2月支給を前に、制度の基本と対象条件を整理しておきましょう。

1. 「年金生活者支援給付金」とは?支給要件をチェック

「年金生活者支援給付金」ってどんな制度?

「年金生活者支援給付金」ってどんな制度?

出所:厚生労働省「年金生活者支援給付金制度について」

「年金生活者支援給付金」は、公的年金を受給している人のうち、所得が一定基準以下の世帯に対して支給される国の給付金制度です。

物価上昇などによって生活が厳しくなっている高齢者を支援する目的で、2019年10月の消費税率引き上げにあわせて創設されました。
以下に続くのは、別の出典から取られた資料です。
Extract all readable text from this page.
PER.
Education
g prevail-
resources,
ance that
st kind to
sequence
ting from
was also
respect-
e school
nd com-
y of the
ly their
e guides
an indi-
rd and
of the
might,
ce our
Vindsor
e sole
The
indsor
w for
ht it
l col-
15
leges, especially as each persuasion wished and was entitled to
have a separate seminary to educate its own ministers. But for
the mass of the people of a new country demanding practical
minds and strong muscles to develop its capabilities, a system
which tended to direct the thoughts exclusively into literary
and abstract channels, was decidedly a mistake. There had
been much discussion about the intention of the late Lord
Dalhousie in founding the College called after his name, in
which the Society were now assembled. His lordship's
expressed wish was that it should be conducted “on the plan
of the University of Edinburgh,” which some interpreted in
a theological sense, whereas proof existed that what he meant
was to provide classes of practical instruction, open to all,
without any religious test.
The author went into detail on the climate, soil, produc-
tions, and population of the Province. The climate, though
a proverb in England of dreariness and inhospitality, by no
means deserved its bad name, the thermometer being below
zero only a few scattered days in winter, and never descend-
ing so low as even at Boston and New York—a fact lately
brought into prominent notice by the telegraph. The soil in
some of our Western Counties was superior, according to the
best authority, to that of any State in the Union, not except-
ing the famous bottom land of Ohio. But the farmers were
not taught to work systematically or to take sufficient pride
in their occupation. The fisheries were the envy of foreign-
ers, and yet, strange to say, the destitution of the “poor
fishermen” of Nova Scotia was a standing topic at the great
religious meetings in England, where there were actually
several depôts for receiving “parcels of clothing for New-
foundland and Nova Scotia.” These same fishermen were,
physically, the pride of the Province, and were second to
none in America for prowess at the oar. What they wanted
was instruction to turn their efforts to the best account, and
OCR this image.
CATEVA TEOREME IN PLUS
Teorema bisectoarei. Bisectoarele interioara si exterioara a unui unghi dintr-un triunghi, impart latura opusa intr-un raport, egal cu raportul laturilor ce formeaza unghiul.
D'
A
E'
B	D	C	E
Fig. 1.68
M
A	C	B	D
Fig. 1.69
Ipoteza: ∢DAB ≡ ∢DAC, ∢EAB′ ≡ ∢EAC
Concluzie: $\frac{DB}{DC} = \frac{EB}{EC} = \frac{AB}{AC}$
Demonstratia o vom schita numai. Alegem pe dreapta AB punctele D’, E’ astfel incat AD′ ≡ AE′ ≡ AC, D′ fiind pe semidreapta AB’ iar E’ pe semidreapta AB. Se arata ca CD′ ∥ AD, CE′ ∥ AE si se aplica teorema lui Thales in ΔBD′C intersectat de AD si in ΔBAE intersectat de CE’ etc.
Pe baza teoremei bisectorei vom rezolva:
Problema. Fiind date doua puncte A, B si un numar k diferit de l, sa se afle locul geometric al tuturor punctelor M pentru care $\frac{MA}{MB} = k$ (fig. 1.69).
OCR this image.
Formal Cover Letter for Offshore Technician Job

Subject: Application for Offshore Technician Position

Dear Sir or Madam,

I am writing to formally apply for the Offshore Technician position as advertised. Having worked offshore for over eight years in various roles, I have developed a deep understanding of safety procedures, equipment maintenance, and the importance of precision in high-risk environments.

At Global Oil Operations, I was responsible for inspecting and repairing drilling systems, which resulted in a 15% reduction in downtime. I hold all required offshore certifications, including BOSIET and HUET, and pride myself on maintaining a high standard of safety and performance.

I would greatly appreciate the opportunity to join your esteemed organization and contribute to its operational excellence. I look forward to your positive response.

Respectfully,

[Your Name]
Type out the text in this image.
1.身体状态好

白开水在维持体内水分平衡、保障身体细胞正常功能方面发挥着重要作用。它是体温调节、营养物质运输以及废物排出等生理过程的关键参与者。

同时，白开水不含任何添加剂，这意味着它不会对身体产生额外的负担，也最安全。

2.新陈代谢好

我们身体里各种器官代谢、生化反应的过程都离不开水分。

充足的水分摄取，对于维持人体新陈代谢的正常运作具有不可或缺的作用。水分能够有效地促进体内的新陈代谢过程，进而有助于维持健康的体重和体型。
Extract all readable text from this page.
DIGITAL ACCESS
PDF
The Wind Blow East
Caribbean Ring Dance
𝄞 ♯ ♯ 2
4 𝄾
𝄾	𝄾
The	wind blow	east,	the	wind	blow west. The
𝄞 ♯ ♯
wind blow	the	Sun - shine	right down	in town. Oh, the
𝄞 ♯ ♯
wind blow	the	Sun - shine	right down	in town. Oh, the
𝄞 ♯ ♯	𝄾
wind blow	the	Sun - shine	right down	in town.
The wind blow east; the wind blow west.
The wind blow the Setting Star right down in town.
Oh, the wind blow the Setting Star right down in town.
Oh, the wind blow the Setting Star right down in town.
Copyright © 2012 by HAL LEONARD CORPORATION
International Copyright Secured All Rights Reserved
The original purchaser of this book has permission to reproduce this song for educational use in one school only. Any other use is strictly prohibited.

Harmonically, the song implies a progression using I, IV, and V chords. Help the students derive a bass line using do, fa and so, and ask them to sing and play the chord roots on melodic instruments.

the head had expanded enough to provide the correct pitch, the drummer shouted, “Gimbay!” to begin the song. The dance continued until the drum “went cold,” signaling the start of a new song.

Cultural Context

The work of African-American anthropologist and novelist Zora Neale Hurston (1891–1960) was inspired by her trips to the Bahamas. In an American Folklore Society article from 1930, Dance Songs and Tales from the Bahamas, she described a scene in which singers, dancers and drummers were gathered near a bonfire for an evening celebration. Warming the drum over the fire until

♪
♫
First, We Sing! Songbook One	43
年金生活者支援給付金制度には、受け取る年金の種類に応じて次の3つの区分があります。

  • 老齢年金生活者支援給付金
  • 障害年金生活者支援給付金
  • 遺族年金生活者支援給付金

それぞれの支給要件を見ていきましょう。

1.1 老齢年金生活者支援給付金の支給要件

老齢年金生活者支援給付金の支給要件

老齢年金生活者支援給付金の支給要件

出所:厚生労働省「年金生活者支援給付金制度 」

老齢年金生活者支援給付金の主な支給要件は以下のとおりです。

  • 65歳以上の老齢基礎年金の受給者
  • 同一世帯の全員が市町村民税非課税
  • 前年の公的年金等の収入金額(※1)とその他の所得との合計額が昭和31年4月2日以後に生まれの方は90万9000円以下、昭和31年4月1日以前に生まれの方は90万6700円以下(※2)

※1 障害年金・遺族年金等の非課税収入は含まれません。
※2 昭和31年4月2日以後に生まれた方で80万9000円を超え90万9000円以下である方、昭和31年4月1日以前に生まれた方で80万6700円を超え90万6700円以下である方には「補足的老齢年金生活者支援給付金」が支給されます。

1.2 「障害年金生活者支援給付金」と「遺族年金生活者支援給付金」の支給要件

障害基礎年金を受給されている方へ

障害基礎年金を受給されている方へ

出所:厚生労働省「年金生活者支援給付金制度 」

遺族基礎年金を受給されている方へ

遺族基礎年金を受給されている方へ

出所:厚生労働省「年金生活者支援給付金制度 」

「障害年金生活者支援給付金」と「遺族年金生活者支援給付金」の支給要件は以下のとおりです。

  • 障害基礎年金もしくは遺族基礎年金の受給者
  • 前年の所得(※1)が479万4000円(※2)以下

※1 障害年金・遺族年金等の非課税収入は、給付金の判定に用いる所得には含まれません。
※2 扶養親族等の数に応じて増額。